The efficacy of salmonid population environmental remediation efforts in the Archery Pond system

Hanna Jackson

Department of Biological Sciences, Simon Fraser University, Burnaby, BC, Canada

*This report is a class project NOT peer-reviewed science


Has the species composition of fishes changed over the last 6 years at the Archery Pond System? Have the average sizes of the species present changed over this period?


We trapped fish with minnow traps in Archery Pond off-channel habitat to assess the relative abundances and lengths of fish over the past 6 years. Coho salmon appear to be in the similar numbers, measured as catch per trap set, currently as they were in 2014 (Figure1A). Rainbow trout populations have decreased significantly from 2014 and 2018 and then did not change in 2020 (Figure 1B). Three-spined sticklebacks and sculpins that were not present in 2014 are now present at low density in the lake at only 0.2 three-spined sticklebacks per trap set and 0.3 sculpins per trap set (Figure 1C, 1D). The lengths of coho salmon and rainbow trout didn’t change significantly year-to-year (Figure 2).

Figure 1. We trapped fish in minnow traps in the Archery Pond system three times over six years and tracked their change in abundance over time.

Figure 2. We measured the lengths of salmonids captured in minnow traps in the Archery Pond system.


Because off-channel habitat provides critical conditions for salmonids (Morley et al. 2005), efforts have been made to provide artificially constructed versions to increase salmon yields. Off-channel habitat produces higher densities of salmonids than the main stem of streams (Martens and Connolly 2014). Further, it has been found that constructed off-channel habitat, when compared to natural off-channel habitat, produce higher densities of juvenile coho (Morley et al. 2005). In our experiment, we found no evidence that supported these previous findings. Over the course of six years, coho salmonid abundance in two artificial off-channel habitats were variable, but on the long term neither increasing nor decreasing (Figure1A), while rainbow trout abundances decreased from 2014 to 2018 and stayed low to 2020 (Figure 1B).
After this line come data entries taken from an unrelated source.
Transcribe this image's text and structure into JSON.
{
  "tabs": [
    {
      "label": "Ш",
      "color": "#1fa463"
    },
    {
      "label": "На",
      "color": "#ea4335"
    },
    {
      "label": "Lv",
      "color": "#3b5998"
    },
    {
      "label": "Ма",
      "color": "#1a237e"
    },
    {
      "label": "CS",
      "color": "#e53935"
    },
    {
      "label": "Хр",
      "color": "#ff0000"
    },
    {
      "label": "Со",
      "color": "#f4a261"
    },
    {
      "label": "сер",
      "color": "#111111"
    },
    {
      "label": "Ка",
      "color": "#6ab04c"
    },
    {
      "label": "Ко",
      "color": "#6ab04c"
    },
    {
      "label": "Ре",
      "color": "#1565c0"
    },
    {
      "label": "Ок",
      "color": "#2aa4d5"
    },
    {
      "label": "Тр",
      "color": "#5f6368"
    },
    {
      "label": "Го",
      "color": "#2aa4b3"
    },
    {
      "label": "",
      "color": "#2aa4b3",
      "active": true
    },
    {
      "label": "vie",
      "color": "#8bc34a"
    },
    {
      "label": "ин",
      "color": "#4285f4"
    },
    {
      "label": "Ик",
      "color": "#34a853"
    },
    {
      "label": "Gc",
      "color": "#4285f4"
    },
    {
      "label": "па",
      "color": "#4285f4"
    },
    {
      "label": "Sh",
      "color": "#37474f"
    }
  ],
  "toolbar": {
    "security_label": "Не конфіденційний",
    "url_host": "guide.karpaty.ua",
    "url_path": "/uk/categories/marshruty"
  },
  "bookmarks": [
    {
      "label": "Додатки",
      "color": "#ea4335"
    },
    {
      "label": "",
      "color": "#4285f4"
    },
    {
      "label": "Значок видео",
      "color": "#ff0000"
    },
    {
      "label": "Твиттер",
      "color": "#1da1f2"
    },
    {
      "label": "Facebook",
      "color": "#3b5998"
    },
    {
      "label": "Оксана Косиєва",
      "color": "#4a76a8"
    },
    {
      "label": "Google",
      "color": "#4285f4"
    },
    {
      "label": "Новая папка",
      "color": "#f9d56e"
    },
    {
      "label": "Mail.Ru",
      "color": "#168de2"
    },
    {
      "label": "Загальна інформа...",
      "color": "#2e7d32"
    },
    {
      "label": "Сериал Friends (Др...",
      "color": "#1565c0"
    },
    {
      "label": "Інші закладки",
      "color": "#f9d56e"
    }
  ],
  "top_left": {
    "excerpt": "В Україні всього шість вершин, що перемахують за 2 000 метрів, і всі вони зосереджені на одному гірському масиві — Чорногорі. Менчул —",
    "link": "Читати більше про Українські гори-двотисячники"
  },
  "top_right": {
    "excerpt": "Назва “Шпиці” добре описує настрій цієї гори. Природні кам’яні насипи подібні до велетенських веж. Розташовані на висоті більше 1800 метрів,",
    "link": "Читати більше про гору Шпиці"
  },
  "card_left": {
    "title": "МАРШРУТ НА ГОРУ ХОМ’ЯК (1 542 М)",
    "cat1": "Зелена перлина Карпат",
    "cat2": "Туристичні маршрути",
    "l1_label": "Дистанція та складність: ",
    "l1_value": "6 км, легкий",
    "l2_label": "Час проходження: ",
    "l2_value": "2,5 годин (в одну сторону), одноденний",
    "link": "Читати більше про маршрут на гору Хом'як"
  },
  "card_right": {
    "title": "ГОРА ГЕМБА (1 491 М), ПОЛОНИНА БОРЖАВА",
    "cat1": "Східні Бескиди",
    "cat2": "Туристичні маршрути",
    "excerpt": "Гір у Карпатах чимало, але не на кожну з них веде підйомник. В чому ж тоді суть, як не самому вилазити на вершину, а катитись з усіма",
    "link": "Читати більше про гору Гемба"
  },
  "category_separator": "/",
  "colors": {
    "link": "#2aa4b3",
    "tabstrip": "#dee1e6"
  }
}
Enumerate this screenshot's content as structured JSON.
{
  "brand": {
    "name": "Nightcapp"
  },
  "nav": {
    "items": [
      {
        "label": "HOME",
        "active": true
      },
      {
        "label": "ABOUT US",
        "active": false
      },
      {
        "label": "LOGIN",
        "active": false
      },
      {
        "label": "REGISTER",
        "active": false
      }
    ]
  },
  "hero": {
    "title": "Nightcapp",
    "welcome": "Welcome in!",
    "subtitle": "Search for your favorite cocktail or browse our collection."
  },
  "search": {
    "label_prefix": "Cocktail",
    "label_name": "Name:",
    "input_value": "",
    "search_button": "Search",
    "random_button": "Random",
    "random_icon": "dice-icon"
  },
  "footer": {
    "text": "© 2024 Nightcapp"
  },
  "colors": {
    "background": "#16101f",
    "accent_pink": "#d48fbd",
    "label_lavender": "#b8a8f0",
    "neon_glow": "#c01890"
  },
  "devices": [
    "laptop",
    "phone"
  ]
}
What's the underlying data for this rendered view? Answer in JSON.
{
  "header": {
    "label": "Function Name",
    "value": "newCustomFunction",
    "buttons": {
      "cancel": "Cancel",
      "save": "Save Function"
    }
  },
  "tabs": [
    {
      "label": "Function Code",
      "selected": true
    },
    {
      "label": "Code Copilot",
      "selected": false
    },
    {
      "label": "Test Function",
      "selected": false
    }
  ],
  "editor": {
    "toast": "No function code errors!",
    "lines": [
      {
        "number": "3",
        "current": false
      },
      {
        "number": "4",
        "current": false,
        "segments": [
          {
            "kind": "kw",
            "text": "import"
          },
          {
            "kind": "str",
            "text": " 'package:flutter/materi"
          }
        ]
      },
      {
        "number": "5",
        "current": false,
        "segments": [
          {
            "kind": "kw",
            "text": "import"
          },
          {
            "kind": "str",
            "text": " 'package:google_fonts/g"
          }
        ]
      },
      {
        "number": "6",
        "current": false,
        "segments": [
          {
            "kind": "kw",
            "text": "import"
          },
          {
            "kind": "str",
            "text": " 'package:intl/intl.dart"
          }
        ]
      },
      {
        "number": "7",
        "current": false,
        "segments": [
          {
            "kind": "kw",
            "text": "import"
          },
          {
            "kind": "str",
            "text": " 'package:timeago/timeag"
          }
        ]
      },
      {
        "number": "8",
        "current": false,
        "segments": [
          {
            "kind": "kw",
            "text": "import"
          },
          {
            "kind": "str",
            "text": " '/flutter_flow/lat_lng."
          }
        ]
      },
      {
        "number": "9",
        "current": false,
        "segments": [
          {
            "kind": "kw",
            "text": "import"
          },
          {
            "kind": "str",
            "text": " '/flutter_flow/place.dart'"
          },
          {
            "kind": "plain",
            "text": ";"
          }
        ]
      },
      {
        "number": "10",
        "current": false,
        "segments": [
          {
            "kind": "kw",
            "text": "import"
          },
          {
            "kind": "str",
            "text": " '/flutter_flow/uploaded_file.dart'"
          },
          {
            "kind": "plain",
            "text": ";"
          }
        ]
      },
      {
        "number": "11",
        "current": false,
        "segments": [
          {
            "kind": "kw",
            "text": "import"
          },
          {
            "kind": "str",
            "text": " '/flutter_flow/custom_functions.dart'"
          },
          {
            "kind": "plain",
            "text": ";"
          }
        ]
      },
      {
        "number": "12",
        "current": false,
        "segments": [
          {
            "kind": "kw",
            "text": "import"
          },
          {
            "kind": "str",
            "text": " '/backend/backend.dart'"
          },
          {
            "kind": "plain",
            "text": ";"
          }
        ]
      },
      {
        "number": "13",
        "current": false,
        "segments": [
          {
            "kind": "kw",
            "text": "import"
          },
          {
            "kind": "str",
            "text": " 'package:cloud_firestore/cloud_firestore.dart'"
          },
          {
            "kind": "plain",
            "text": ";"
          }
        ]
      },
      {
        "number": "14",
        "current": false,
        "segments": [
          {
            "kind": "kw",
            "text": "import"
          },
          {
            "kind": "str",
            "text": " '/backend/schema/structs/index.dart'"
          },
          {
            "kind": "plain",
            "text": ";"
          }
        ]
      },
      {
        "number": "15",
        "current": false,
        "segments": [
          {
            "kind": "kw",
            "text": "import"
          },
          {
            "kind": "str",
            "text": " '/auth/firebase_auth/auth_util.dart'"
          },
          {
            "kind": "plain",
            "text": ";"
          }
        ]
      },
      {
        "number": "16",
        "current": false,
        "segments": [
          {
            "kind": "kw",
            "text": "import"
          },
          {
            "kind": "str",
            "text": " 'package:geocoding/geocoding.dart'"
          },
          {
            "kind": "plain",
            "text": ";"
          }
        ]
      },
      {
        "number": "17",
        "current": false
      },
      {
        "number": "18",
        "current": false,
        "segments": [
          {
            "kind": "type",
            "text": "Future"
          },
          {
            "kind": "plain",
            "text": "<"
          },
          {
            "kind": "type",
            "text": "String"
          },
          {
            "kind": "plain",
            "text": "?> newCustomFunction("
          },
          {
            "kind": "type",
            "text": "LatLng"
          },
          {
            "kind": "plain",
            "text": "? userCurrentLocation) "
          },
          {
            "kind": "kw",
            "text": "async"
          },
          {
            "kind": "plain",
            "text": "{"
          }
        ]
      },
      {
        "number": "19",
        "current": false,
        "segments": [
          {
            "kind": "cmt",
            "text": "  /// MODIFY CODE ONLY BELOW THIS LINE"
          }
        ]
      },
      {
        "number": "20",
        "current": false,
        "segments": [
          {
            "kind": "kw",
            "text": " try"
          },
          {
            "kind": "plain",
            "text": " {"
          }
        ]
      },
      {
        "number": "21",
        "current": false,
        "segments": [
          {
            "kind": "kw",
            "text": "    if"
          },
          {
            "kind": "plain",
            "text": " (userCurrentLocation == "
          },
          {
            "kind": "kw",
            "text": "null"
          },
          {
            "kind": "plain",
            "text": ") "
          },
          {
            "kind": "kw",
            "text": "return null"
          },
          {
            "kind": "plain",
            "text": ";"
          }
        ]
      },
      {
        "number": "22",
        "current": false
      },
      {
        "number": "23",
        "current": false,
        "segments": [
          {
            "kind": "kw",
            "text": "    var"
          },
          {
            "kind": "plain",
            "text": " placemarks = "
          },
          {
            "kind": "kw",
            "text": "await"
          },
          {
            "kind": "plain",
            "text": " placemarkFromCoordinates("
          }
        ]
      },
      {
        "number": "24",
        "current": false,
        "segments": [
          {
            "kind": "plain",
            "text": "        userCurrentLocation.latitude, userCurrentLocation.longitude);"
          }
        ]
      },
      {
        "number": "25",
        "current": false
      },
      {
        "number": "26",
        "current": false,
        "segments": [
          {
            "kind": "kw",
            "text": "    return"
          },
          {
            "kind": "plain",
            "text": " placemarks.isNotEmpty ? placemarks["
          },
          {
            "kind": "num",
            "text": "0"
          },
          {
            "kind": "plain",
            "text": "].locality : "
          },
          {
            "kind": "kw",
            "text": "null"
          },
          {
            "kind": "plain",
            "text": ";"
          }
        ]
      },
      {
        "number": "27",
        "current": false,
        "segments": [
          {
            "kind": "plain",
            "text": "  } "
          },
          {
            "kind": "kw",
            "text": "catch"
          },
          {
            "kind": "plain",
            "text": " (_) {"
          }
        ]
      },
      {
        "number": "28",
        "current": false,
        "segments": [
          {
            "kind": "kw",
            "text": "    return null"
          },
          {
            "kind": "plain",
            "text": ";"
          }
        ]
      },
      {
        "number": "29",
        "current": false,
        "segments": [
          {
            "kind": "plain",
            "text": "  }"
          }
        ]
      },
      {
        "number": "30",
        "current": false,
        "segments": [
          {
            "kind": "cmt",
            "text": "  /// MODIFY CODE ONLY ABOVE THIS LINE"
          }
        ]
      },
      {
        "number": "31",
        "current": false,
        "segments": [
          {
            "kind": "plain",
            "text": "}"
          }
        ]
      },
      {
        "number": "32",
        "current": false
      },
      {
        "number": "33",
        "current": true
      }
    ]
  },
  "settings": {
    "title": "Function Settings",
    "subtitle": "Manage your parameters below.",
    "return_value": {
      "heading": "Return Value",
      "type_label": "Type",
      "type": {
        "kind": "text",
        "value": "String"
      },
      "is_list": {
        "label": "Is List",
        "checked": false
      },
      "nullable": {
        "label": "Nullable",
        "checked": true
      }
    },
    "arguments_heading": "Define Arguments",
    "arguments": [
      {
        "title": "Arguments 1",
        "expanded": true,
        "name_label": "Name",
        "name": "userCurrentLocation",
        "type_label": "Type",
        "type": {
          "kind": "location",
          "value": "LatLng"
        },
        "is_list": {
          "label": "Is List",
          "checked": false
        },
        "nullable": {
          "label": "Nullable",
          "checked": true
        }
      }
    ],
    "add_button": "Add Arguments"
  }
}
Species of less economic interest, the sculpin and three-spined sticklebacks however, increased in abundance during this same time (Figure 1C,1D).

It has also been found that with increased density, comes increased density dependence, leading to a decrease in the size of juveniles (Rosenfeld et al. 2008). We found that there was no change in length of either of the species that had consistent data through the six years, coho salmon and rainbow trout, over the years sampled. Growth is highly dependent on temperature and prey availability (Lusardi et al. 2020), which we have no available data on, but may have contributed to these results.

Our results may indicate that coho salmon and trout experienced factors such as harsh climate, upstream disturbance or decreased food availability that negated the positive effect of the off channel habitat for the coho salmon and rainbow trout. The absence of these species may have released three-spined stickleback and sculpin of competition, allowing them to increase in abundance over the course of the six years. It is also possible that our results show that this off-channel habitat is not helpful to the coho salmon and rainbow trout stocks, however this can’t be know with the limited data collected and requires further analysis of factors that influenced the productivity of these fish stocks over this period of time.

Literature Cited

Lusardi, R. A., B. G. Hammock, C. A. Jeffres, R. A. Dahlgren, and J. D. Kiernan. 2020. Oversummer growth and survival of juvenile coho salmon (Oncorhynchus kisutch) across a natural gradient of stream water temperature and prey availability: An in situ enclosure experiment. Canadian Journal of Fisheries and Aquatic Sciences 77:413–424.

Martens, K. D., and P. J. Connolly. 2014. Juvenile Anadromous Salmonid Production in Upper Columbia River Side Channels with Different Levels of Hydrological Connection. Transactions of the American Fisheries Society 143:757–767.

Morley, S. A., P. S. Garcia, T. R. Bennett, and P. Roni. 2005. Juvenile salmonid (Oncorhynchus spp.) use of constructed and natural side channels in Pacific Northwest rivers. Canadian Journal of Fisheries and Aquatic Sciences 62:2811–2821.

Rosenfeld, J. S., E. Raeburn, P. C. Carrier, and R. Johnson. 2008. Effects of Side Channel Structure on Productivity of Floodplain Habitats for Juvenile Coho Salmon. North American Journal of Fisheries Management 28:1108–1119.